Pienso: la conjunción entre fragmento y topografía urbana —escenario indiscutible de la modernidad literaria desde Baudelaire— a menudo acaba por derivar en una suerte de reminiscencia a lo contracultural, a lo outsider, a lo subterráneo: collages, como un lienzo de Basquiat.
Precisamente es en ese poso de lo subversivo, salpimentado con un jugoso retrato de lo que (trayendo a colación al Perec de Las cosas, ofuscado cuando de lo que se trata es de perfilar la dignidad estética de la vulgaridad y el día a día, sin caer del lado de lo kitsch o lo blandengue) es la anodina clase media «low cost», donde descansa Todo lleva carne; un sugerente debut novelístico de Peio H. Riaño (1975), que, frente a los metadiscursos estériles de nuestro tiempo, consigue alzarse entre la muchedumbre a partir de su valor como documento antropológico. Tráigase a colación, pues, el relato «Lo que le jode a…»: una reinvención del corto ‘Foutaises’, de Jean Pierre Jeunet, y ejercicio de relativismo en donde el texto se comporta como tabula rasa para albergar los miedos de sujetos completamente dispares, diseminados todos ellos a lo largo de pirámide social —desde «el presidente de Volkswagen» hasta una madre anónima pasando por Elvira Lindo o un tal P.R.H…—, y cuyo corolario vendría ser algo así como el suspiro No somos nadie. Y cierto es que buena parte de Todo lleva carne —deudor a tiempo parcial de Circular, de Vicente Luis Mora— admite ser leído como tratado de fobias y filias: «Me gustaría poder comprar algo de tiempo», «el problema no es leer un libro al año o cuatro al mes / el problema es qué haces luego con lo que lees», «Escribo un mail a Paco, que tiene una hija y un hijo por este orden: ¿Has puesto a cocer alguna vez un chupete?»

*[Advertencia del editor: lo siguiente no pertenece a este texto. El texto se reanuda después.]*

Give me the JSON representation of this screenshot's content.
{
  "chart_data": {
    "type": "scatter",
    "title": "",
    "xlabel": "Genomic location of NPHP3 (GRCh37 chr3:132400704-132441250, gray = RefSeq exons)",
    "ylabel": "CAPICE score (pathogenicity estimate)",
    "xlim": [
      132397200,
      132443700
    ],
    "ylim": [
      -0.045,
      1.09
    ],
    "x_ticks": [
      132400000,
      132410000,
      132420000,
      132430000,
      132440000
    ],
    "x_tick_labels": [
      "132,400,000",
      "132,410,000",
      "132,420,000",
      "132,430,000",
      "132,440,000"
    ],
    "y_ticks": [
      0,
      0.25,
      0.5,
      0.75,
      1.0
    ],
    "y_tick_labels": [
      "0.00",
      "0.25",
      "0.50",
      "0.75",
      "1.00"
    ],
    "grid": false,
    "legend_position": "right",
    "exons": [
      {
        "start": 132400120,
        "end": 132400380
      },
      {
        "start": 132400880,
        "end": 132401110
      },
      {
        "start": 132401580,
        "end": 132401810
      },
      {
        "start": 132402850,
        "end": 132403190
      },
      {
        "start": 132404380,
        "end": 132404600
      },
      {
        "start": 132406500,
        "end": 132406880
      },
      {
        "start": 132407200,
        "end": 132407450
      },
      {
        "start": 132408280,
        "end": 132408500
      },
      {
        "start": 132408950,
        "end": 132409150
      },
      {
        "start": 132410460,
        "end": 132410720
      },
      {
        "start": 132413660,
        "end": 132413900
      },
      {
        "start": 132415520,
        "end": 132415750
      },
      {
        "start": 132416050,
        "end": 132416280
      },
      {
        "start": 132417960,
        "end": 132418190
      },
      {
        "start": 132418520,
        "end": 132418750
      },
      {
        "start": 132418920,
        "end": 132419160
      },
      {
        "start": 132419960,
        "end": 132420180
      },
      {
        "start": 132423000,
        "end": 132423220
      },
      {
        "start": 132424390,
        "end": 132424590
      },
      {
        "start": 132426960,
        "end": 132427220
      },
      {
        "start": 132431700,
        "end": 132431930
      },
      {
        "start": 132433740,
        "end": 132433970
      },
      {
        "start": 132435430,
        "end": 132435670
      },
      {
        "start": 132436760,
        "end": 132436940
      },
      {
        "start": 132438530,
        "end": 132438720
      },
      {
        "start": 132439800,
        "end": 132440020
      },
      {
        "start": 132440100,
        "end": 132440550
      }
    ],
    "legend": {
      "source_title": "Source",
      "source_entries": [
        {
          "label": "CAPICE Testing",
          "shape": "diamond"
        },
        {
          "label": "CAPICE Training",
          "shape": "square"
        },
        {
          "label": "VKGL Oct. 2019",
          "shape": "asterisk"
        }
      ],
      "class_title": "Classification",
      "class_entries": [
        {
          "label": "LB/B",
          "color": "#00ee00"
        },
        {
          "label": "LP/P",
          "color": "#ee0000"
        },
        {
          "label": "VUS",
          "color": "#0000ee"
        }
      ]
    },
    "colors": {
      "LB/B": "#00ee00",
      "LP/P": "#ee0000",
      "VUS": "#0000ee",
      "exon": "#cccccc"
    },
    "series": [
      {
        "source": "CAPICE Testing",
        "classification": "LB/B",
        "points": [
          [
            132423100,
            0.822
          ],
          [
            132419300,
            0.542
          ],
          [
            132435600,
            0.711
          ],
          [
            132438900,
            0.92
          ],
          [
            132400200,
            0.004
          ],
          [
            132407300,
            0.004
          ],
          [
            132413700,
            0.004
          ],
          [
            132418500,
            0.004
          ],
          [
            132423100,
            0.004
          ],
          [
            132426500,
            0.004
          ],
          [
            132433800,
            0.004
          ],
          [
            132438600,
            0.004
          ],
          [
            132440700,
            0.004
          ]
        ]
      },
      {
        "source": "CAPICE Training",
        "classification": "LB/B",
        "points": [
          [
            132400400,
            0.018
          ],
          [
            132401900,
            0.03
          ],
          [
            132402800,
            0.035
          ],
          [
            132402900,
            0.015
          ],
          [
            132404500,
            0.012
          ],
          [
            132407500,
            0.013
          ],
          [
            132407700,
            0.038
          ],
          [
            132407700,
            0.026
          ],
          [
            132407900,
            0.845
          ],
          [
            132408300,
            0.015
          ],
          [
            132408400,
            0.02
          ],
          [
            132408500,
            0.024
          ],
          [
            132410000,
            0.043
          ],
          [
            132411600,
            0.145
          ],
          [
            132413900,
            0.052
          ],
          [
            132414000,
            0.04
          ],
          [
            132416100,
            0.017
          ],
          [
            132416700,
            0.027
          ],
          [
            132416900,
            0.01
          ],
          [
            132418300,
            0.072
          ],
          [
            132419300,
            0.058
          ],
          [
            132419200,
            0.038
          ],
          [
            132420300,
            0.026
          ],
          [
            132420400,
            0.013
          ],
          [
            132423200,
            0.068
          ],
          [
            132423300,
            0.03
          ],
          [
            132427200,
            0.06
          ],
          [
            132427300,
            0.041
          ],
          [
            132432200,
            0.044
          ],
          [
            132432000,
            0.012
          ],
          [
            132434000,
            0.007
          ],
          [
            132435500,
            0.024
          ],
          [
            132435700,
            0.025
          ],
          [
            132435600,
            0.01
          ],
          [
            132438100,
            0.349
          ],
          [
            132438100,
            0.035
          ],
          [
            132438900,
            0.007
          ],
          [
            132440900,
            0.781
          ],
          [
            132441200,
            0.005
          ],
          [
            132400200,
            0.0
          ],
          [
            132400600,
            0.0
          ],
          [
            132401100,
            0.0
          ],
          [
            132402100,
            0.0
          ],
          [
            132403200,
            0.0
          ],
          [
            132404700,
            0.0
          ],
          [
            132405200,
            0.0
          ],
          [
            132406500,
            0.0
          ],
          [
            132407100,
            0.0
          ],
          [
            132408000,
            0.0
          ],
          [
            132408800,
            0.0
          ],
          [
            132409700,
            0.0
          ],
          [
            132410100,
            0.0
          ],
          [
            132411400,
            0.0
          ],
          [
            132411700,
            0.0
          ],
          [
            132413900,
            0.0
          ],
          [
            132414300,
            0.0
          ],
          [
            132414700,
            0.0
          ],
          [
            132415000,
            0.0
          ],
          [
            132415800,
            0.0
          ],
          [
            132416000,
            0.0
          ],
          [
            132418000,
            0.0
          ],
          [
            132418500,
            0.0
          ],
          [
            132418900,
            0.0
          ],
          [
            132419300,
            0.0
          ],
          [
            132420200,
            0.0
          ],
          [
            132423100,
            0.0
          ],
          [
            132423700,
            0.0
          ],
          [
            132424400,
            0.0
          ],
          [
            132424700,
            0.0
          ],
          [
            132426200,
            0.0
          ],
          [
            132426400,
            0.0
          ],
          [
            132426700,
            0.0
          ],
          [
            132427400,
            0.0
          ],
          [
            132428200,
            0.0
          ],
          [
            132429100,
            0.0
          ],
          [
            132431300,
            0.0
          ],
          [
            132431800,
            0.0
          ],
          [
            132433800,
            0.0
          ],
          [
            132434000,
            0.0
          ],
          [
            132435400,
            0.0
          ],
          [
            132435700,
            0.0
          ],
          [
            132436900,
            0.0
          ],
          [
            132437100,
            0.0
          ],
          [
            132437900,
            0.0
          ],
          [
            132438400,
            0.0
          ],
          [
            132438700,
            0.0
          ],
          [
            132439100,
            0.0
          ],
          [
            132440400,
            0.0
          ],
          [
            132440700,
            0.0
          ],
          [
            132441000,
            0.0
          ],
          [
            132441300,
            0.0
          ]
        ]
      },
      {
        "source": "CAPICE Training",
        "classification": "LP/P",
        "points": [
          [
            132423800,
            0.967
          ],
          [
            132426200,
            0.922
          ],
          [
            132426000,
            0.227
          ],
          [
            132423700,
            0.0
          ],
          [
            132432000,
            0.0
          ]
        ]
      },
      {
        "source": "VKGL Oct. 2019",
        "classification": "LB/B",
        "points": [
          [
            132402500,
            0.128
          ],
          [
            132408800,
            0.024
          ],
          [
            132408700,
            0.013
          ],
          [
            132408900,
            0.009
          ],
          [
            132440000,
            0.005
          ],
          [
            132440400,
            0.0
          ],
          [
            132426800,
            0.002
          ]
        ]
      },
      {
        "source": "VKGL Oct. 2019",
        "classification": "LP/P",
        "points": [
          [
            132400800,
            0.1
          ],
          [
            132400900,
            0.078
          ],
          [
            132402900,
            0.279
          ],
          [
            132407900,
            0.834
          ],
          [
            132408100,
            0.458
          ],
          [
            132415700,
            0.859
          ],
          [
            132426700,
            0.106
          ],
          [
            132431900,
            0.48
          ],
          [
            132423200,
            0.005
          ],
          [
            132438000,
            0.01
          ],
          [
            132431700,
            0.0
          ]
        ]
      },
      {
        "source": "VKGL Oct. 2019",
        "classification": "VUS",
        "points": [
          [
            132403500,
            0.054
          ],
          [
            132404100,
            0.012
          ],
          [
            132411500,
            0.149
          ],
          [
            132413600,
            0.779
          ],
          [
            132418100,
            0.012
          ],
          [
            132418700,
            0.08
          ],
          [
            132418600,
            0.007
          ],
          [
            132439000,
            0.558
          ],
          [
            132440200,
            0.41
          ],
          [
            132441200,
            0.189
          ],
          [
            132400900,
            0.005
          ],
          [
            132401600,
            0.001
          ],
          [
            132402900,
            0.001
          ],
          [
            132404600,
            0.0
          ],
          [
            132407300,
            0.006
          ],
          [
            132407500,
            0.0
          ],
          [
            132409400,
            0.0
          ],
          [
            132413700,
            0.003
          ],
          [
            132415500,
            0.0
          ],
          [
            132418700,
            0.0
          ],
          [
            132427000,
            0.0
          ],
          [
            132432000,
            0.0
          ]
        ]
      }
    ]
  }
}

Es verdad que, como Javier Calvo apuntase en un artículo para Esquire (Noviembre de 2008), el problema de las generaciones siempre acaba siendo «la Muerte por Repetición». No obstante, y aunque el autor de Todo lleva carne pueda ser reunido dentro de una segunda hornada de nuevos narradores avantpop, Peio H. consigue dar un toque de atención a los lectores, recordando así que el futuro de la narrativa no ha de atravesar necesariamente las nuevas tecnologías, y que el asfalto, la exploración sociológica y el calor humano, vuelven a ser material al uso de primer orden.